Article Abstract

Tumor location is an independent prognostic factor of esophageal adenocarcinoma based on the eighth edition of TNM staging system in Chinese patients

Authors: Han-Yu Deng, Xi Zheng, Guha Alai, Gang Li, Jun Luo, Ze-Guo Zhuo, Yi-Dan Lin

Abstract

Background: Whether tumor location has any impact on the survival of esophageal adenocarcinoma patients remains unclear. Therefore, we aimed to investigate the prognostic value of tumor location for esophageal adenocarcinoma based on the eighth edition of tumor-node-metastasis (TNM) staging system in Chinese patients for the first time.
Methods: We conducted a retrospective analysis of patients undergoing esophagectomy for esophageal adenocarcinoma in our department. We analyzed the data about demography, comorbidity, pathologic findings, surgical approach, adjuvant therapy, and survival time. Tumor location was categorized into two groups: adenocarcinomas at the esophagogastric junction (EGJ) and adenocarcinomas at other sites of the esophagus.
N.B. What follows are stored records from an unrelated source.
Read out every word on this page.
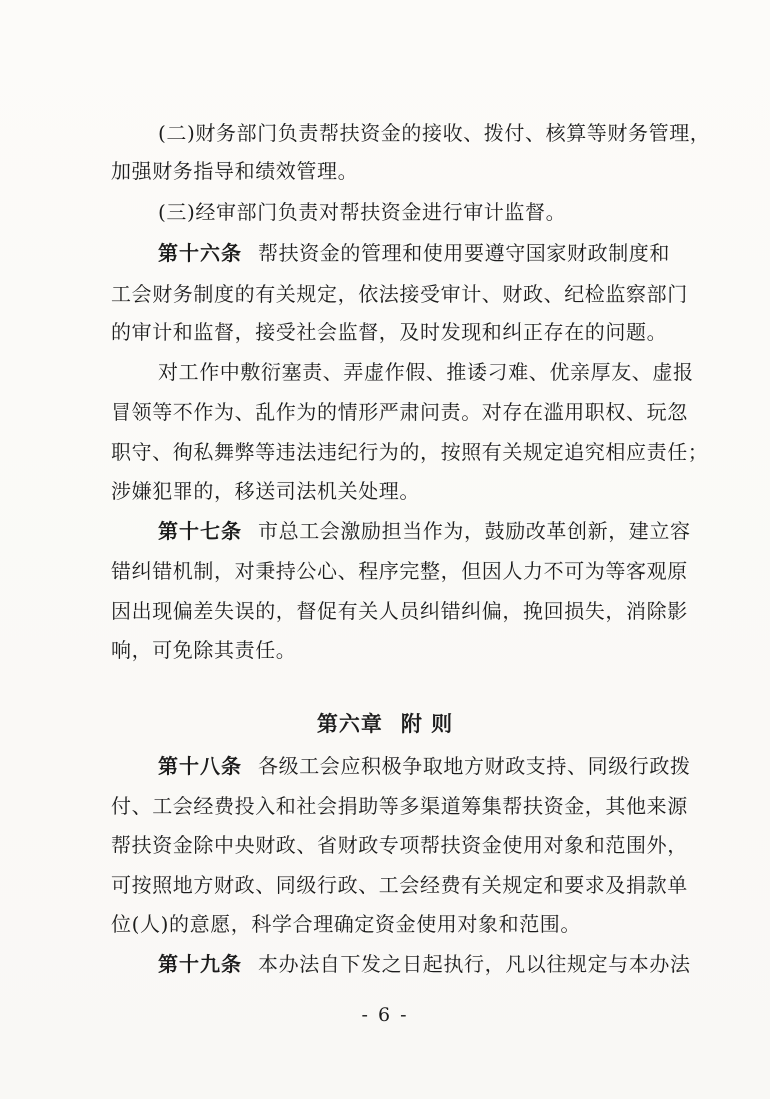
(二)财务部门负责帮扶资金的接收、拨付、核算等财务管理，
加强财务指导和绩效管理。
(三)经审部门负责对帮扶资金进行审计监督。
第十六条 帮扶资金的管理和使用要遵守国家财政制度和
工会财务制度的有关规定，依法接受审计、财政、纪检监察部门
的审计和监督，接受社会监督，及时发现和纠正存在的问题。
对工作中敷衍塞责、弄虚作假、推诿刁难、优亲厚友、虚报
冒领等不作为、乱作为的情形严肃问责。对存在滥用职权、玩忽
职守、徇私舞弊等违法违纪行为的，按照有关规定追究相应责任；
涉嫌犯罪的，移送司法机关处理。
第十七条 市总工会激励担当作为，鼓励改革创新，建立容
错纠错机制，对秉持公心、程序完整，但因人力不可为等客观原
因出现偏差失误的，督促有关人员纠错纠偏，挽回损失，消除影
响，可免除其责任。
第六章 附 则
第十八条 各级工会应积极争取地方财政支持、同级行政拨
付、工会经费投入和社会捐助等多渠道筹集帮扶资金，其他来源
帮扶资金除中央财政、省财政专项帮扶资金使用对象和范围外，
可按照地方财政、同级行政、工会经费有关规定和要求及捐款单
位(人)的意愿，科学合理确定资金使用对象和范围。
第十九条 本办法自下发之日起执行，凡以往规定与本办法
- 6 -
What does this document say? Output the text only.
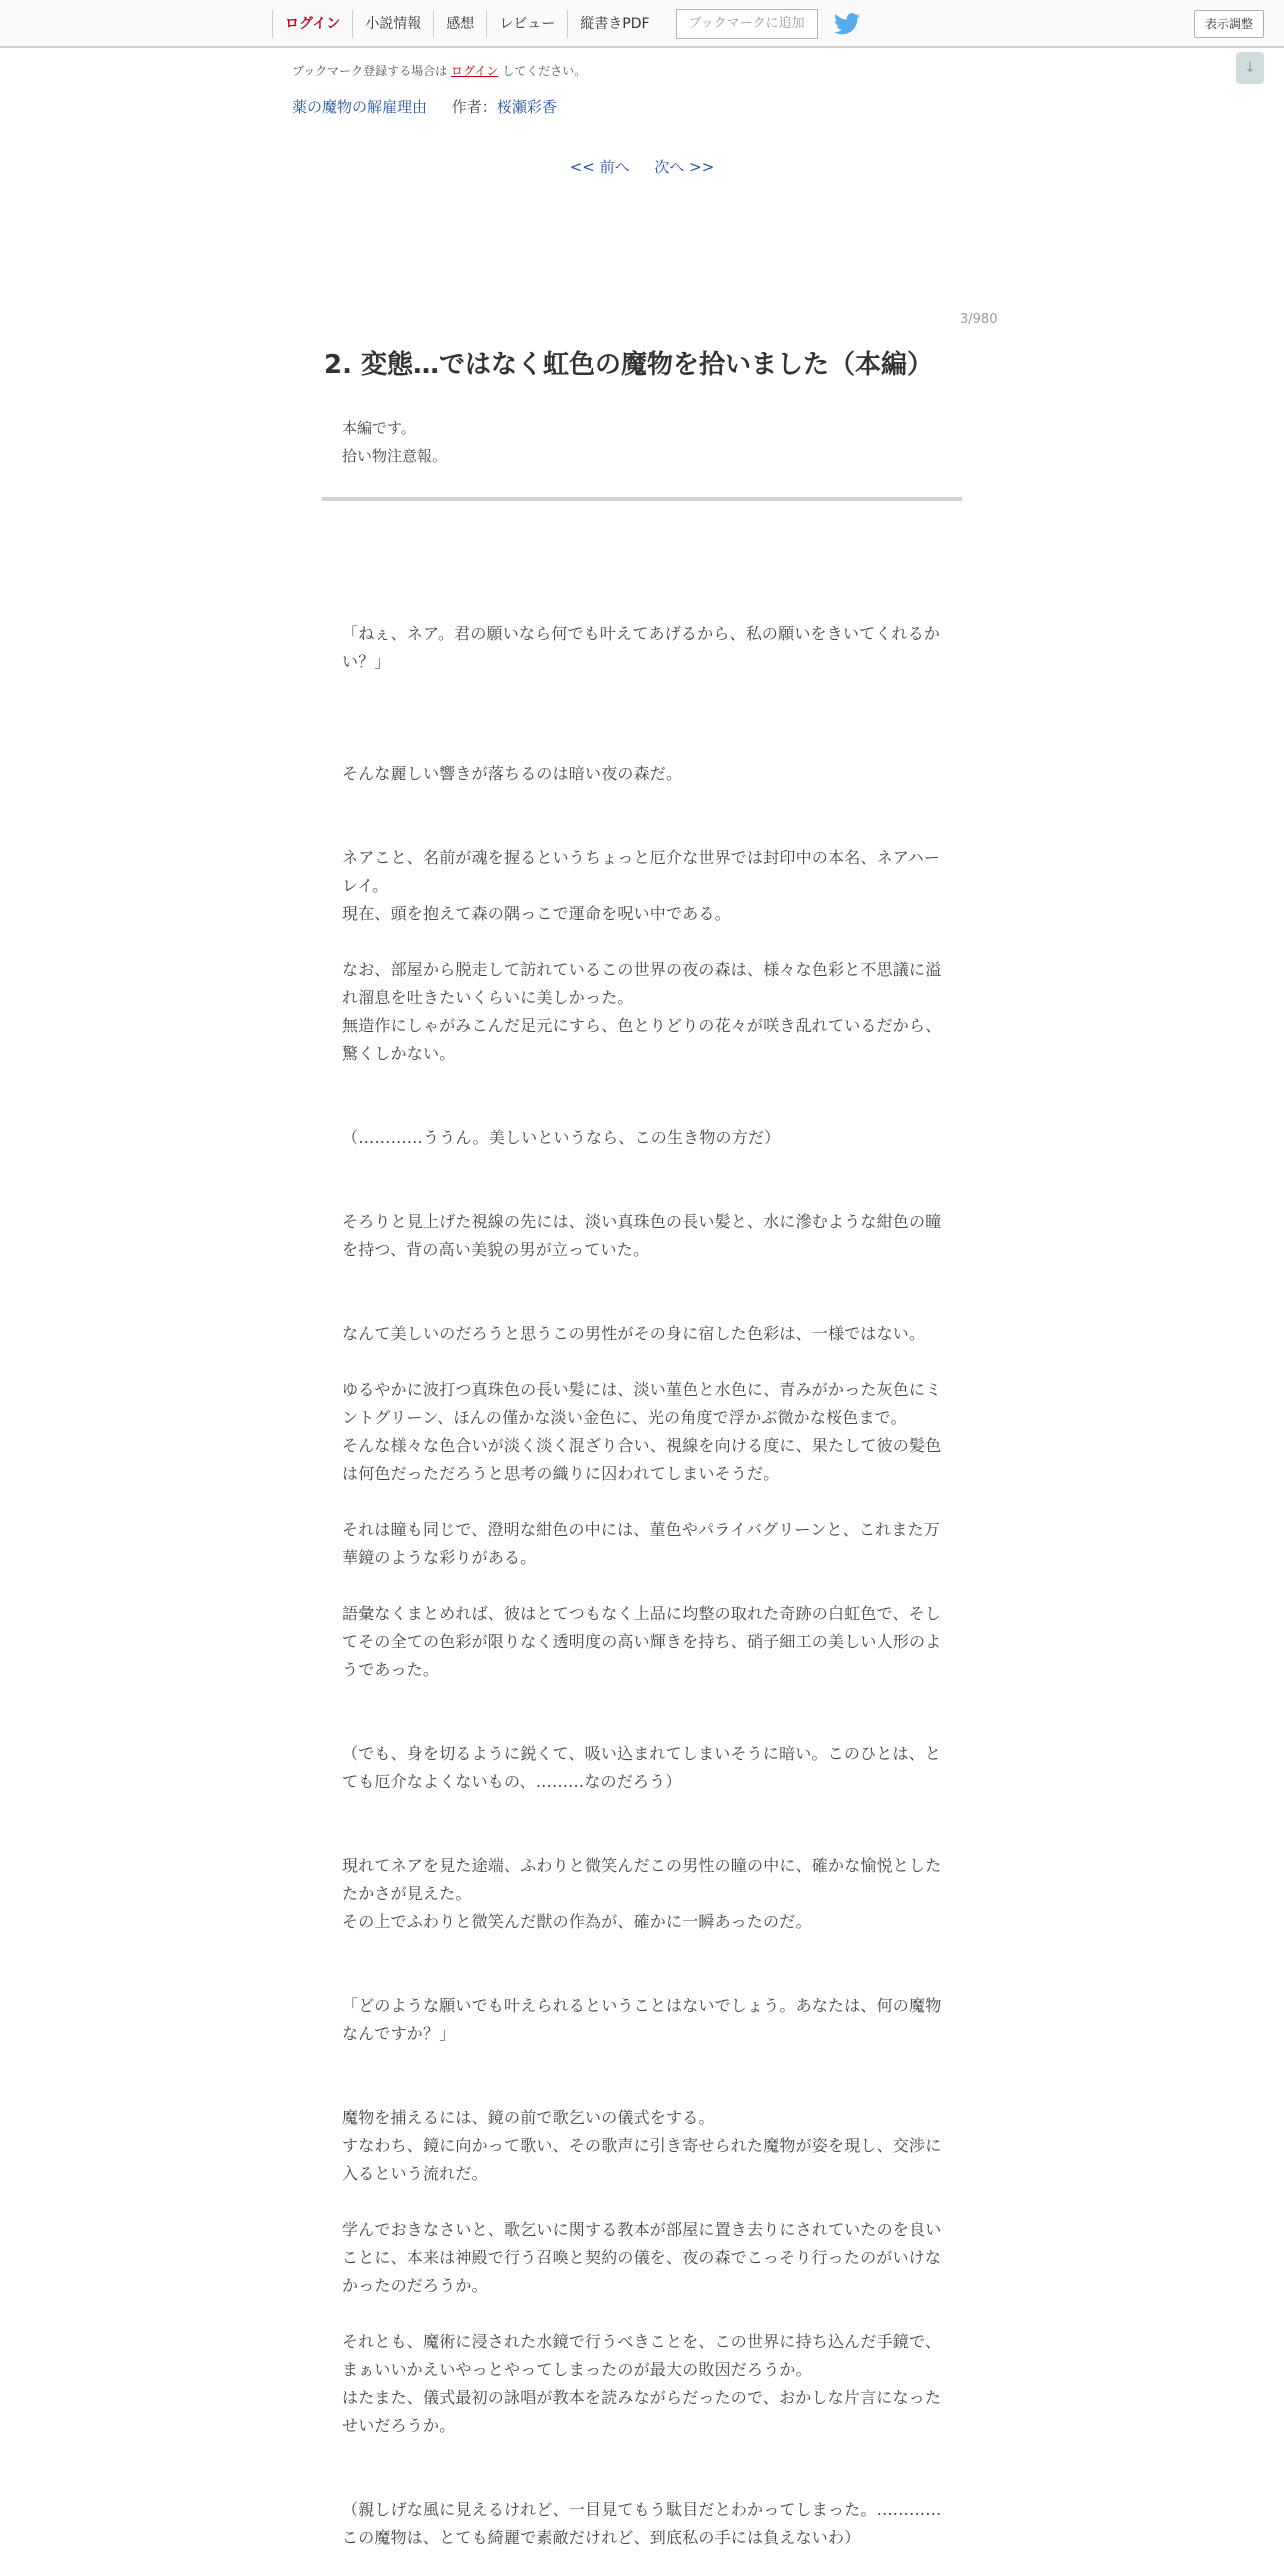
ログイン	小説情報	感想	レビュー	縦書きPDF	ブックマークに追加	表示調整
↓
ブックマーク登録する場合は ログイン してください。
薬の魔物の解雇理由 作者：桜瀬彩香
<< 前へ 次へ >>
3/980
2. 変態…ではなく虹色の魔物を拾いました（本編）
本編です。
拾い物注意報。
「ねぇ、ネア。君の願いなら何でも叶えてあげるから、私の願いをきいてくれるか
い？」
そんな麗しい響きが落ちるのは暗い夜の森だ。
ネアこと、名前が魂を握るというちょっと厄介な世界では封印中の本名、ネアハー
レイ。
現在、頭を抱えて森の隅っこで運命を呪い中である。
なお、部屋から脱走して訪れているこの世界の夜の森は、様々な色彩と不思議に溢
れ溜息を吐きたいくらいに美しかった。
無造作にしゃがみこんだ足元にすら、色とりどりの花々が咲き乱れているだから、
驚くしかない。
（…………ううん。美しいというなら、この生き物の方だ）
そろりと見上げた視線の先には、淡い真珠色の長い髪と、水に滲むような紺色の瞳
を持つ、背の高い美貌の男が立っていた。
なんて美しいのだろうと思うこの男性がその身に宿した色彩は、一様ではない。
ゆるやかに波打つ真珠色の長い髪には、淡い菫色と水色に、青みがかった灰色にミ
ントグリーン、ほんの僅かな淡い金色に、光の角度で浮かぶ微かな桜色まで。
そんな様々な色合いが淡く淡く混ざり合い、視線を向ける度に、果たして彼の髪色
は何色だっただろうと思考の織りに囚われてしまいそうだ。
それは瞳も同じで、澄明な紺色の中には、菫色やパライバグリーンと、これまた万
華鏡のような彩りがある。
語彙なくまとめれば、彼はとてつもなく上品に均整の取れた奇跡の白虹色で、そし
てその全ての色彩が限りなく透明度の高い輝きを持ち、硝子細工の美しい人形のよ
うであった。
（でも、身を切るように鋭くて、吸い込まれてしまいそうに暗い。このひとは、と
ても厄介なよくないもの、………なのだろう）
現れてネアを見た途端、ふわりと微笑んだこの男性の瞳の中に、確かな愉悦とした
たかさが見えた。
その上でふわりと微笑んだ獣の作為が、確かに一瞬あったのだ。
「どのような願いでも叶えられるということはないでしょう。あなたは、何の魔物
なんですか？」
魔物を捕えるには、鏡の前で歌乞いの儀式をする。
すなわち、鏡に向かって歌い、その歌声に引き寄せられた魔物が姿を現し、交渉に
入るという流れだ。
学んでおきなさいと、歌乞いに関する教本が部屋に置き去りにされていたのを良い
ことに、本来は神殿で行う召喚と契約の儀を、夜の森でこっそり行ったのがいけな
かったのだろうか。
それとも、魔術に浸された水鏡で行うべきことを、この世界に持ち込んだ手鏡で、
まぁいいかえいやっとやってしまったのが最大の敗因だろうか。
はたまた、儀式最初の詠唱が教本を読みながらだったので、おかしな片言になった
せいだろうか。
（親しげな風に見えるけれど、一目見てもう駄目だとわかってしまった。…………
この魔物は、とても綺麗で素敵だけれど、到底私の手には負えないわ）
Both univariate and multivariate analyses were applied. And propensity-score matched (PSM) analysis was also conducted for comparison.
Results: A total of 107 patients from January 2009 to December 2015 were involved in the analysis. The median follow-up time was 60.0 months and the median survival time of all those patients was 41.0 months. In the univariate analysis, adenocarcinomas in the EGJ (P=0.047), early pT stage (P=0.030), and moderate/ well differentiation (P=0.022) were significantly correlated with better survival. Moreover, in the multivariate analysis, tumor site [hazard ratio (HR) =0.536; 95% confidence interval (CI) =0.300–0.958], pT stage (HR =0.298; 95% CI =0.124–0.717), and tumor differentiation (HR =0.437; 95% CI =0.238–0.802) were significant independent prognostic factors for overall survival of these esophageal adenocarcinoma patients. After the adjustment by PSM, patients with adenocarcinomas at the EGJ still yielded significantly longer survival than these with adenocarcinomas at other sites of the esophagus (P=0.039).
Conclusions: Tumor location was an independent prognostic factor for esophageal adenocarcinoma based on the eighth edition of TNM staging system in Chinese patients. Therefore, different surgical therapeutic modalities may be applied for esophageal adenocarcinoma with different tumor locations.